Durante el encuentro celebrado el domingo pasado en la cancha del Estadio Azteca se develó la placa de las 100 representaciones de la reaparición de José Abramo Lira, silbante regiomontano, quien ha recibido una cantidad de oportunidades sin parangón en la historia del arbitraje mexicano.
Recuerdo a grandes jueces nacionales que desde su aparición en el máximo circuito acapararon los reflectores y tuvieron una continuidad inusitada, como fueron los casos de Enrique Mendoza Guillén y Fermín Ramírez Zermeño pero no es lo mismo la repetición constante de designaciones basada en la capacidad que el típico “denme otra oportunidad” que es el caso del famosísimo Pepe.
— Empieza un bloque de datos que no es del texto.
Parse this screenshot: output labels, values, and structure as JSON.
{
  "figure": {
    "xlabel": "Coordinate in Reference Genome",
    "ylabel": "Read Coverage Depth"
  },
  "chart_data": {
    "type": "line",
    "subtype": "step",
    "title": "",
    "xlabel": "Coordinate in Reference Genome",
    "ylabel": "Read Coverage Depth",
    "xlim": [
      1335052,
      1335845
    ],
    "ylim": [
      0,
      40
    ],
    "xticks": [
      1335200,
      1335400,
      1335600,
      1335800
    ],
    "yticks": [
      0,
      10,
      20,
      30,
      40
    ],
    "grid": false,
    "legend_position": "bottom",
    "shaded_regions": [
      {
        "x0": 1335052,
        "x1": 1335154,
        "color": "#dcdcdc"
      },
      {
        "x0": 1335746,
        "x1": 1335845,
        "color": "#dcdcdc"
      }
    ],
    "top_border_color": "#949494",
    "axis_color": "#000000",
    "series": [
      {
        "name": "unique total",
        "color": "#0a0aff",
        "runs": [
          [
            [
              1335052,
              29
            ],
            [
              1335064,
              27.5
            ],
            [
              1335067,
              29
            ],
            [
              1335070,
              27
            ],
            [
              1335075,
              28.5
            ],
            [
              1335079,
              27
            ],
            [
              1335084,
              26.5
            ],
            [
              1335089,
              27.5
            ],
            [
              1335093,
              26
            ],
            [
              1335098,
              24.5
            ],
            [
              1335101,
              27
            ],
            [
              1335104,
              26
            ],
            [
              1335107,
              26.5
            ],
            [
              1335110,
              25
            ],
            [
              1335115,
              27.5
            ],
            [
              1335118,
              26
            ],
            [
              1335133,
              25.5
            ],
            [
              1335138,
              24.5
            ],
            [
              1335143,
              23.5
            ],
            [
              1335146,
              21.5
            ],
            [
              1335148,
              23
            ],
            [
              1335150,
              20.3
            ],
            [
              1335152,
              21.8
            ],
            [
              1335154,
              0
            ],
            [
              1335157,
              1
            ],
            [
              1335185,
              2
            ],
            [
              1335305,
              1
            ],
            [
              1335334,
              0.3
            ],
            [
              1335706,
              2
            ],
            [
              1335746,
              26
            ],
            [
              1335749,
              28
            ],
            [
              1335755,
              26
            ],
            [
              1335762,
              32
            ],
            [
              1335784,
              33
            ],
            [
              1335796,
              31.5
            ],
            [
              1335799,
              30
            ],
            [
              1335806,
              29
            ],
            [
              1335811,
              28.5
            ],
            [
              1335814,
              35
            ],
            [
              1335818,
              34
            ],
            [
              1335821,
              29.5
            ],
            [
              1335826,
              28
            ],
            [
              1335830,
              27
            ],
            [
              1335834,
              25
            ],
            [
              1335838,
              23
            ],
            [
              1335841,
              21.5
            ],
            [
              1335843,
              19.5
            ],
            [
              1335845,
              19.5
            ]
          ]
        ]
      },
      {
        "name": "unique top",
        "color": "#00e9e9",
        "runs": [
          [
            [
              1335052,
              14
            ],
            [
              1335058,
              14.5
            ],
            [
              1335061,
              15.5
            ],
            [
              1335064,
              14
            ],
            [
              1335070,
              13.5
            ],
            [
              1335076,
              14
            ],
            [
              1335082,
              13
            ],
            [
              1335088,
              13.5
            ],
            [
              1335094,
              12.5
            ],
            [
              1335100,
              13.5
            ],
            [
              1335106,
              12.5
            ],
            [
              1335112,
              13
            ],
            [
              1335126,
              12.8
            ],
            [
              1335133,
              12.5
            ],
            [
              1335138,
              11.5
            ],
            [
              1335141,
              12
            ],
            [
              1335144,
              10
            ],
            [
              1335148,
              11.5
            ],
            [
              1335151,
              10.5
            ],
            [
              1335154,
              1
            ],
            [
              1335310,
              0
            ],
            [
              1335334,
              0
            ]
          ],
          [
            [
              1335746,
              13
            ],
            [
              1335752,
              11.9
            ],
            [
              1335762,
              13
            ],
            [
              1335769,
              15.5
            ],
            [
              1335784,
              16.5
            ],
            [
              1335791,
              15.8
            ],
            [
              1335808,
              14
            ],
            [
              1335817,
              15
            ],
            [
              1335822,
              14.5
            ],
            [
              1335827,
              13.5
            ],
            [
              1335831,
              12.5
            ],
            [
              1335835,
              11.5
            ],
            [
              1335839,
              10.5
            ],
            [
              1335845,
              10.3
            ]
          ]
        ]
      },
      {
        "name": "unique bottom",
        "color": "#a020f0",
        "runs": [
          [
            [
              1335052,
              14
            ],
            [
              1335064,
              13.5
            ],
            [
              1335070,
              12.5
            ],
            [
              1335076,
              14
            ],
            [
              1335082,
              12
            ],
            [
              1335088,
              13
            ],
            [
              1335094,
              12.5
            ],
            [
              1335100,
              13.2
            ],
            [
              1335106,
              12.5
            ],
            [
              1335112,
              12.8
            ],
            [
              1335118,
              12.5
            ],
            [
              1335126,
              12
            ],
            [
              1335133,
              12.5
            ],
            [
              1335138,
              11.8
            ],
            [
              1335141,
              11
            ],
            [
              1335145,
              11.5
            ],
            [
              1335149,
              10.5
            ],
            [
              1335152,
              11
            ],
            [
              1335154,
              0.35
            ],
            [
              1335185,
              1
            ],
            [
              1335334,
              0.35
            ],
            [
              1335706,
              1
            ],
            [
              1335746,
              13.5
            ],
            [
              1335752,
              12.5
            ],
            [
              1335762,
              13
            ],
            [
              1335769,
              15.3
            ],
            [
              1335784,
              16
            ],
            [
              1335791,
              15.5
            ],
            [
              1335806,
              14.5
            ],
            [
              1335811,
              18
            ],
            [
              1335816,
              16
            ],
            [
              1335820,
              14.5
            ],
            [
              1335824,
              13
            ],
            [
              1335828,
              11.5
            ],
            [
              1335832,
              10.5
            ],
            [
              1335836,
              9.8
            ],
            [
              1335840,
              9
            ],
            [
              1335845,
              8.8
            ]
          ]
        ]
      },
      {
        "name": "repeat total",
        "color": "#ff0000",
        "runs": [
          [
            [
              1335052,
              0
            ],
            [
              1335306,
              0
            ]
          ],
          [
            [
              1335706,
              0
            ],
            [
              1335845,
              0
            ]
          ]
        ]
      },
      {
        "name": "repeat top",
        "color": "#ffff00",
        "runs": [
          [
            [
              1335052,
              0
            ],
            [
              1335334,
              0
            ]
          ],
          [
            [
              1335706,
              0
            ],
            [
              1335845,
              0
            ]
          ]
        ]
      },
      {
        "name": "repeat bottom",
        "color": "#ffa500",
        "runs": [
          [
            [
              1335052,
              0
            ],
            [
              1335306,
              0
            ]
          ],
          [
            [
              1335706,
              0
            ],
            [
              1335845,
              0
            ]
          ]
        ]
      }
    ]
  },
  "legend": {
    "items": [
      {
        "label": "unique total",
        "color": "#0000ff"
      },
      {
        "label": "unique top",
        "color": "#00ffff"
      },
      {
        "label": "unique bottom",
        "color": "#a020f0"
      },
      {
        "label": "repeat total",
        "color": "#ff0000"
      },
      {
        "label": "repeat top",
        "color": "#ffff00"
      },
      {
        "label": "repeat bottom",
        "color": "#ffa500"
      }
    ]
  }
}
Abramo llega al arbitraje fruto de esa especie de fijación sicológica que tenía el entonces presidente de la Comisión de Árbitros, Edgardo Codesal, al creer que los jueces debían ser altos, fuertes y bien parecidos, como si para dirigir un encuentro de futbol se requiriera de un perfil hollywoodense, y así, entrando al estadio Universitario en San Nicolás de los Garza en compañía de su padre, José fue abordado por el hábil galeno quien a quemarropa le disparó la pregunta: ¿te gustaría ser árbitro?
La respuesta fue afirmativa, y esa especie de padrinazgo del mandamás de los nazarenos le sirvió al regio como “patente de corso” para hacer lo que le viniera en gana desde el principio de su carrera.
La paternidad putativa de Edgardo se extendió incluso cuando fungió como secretario general de la Femexfut pues para nadie era un secreto que continuaba manejando los hilos del arbitraje, y las oportunidades para el ahijado, simplemente menudeaban.
Justo es reconocer que el ojo clínico de Codesal no falló; efectivamente, en la persona de Abramo Lira existía la semilla de un árbitro que con el tiempo podría llegar a ser fuera de serie, pero el factor mental y no saber manejar los elogios y la fama repentina retrasaron y en algún momento casi perdieron la carrera de este caballero.
Su calidad arbitral y el fuerte respaldo recibido le ayudaron a obtener el gafete de FIFA, el cual se encargó de perder por cuestiones extracancha que han sido la marca de su carrera, impidiéndole dar todo lo que su capacidad sugiere en esta difícil y hermosa profesión.
“Bohemio de afición, amigo de las farras, de noche mi timón navega sin amarras” parece ser, al igual que la famosa canción de Martín Urieta, la divisa en la vida personal de José, la cual deja de ser privada cuando se adquiere una responsabilidad pública como es el arbitraje.
Pese a todo, creo que hay tiempo y madera para rescatar a este muy buen árbitro mexicano; quizá otros digan que se le han dado demasiados chances y estoy de acuerdo pero, fuera de las circunstancias que le han impedido dar el estirón, es un hecho que estamos en presencia de un excelente juez al cual esperan sus mejores días.
Ahora sólo queda esperar cuánto le va a durar la cuerda, pero si vuelve a las andadas y a la indisciplina, sería imperdonable que recibiera la enésima revancha. En sus manos está.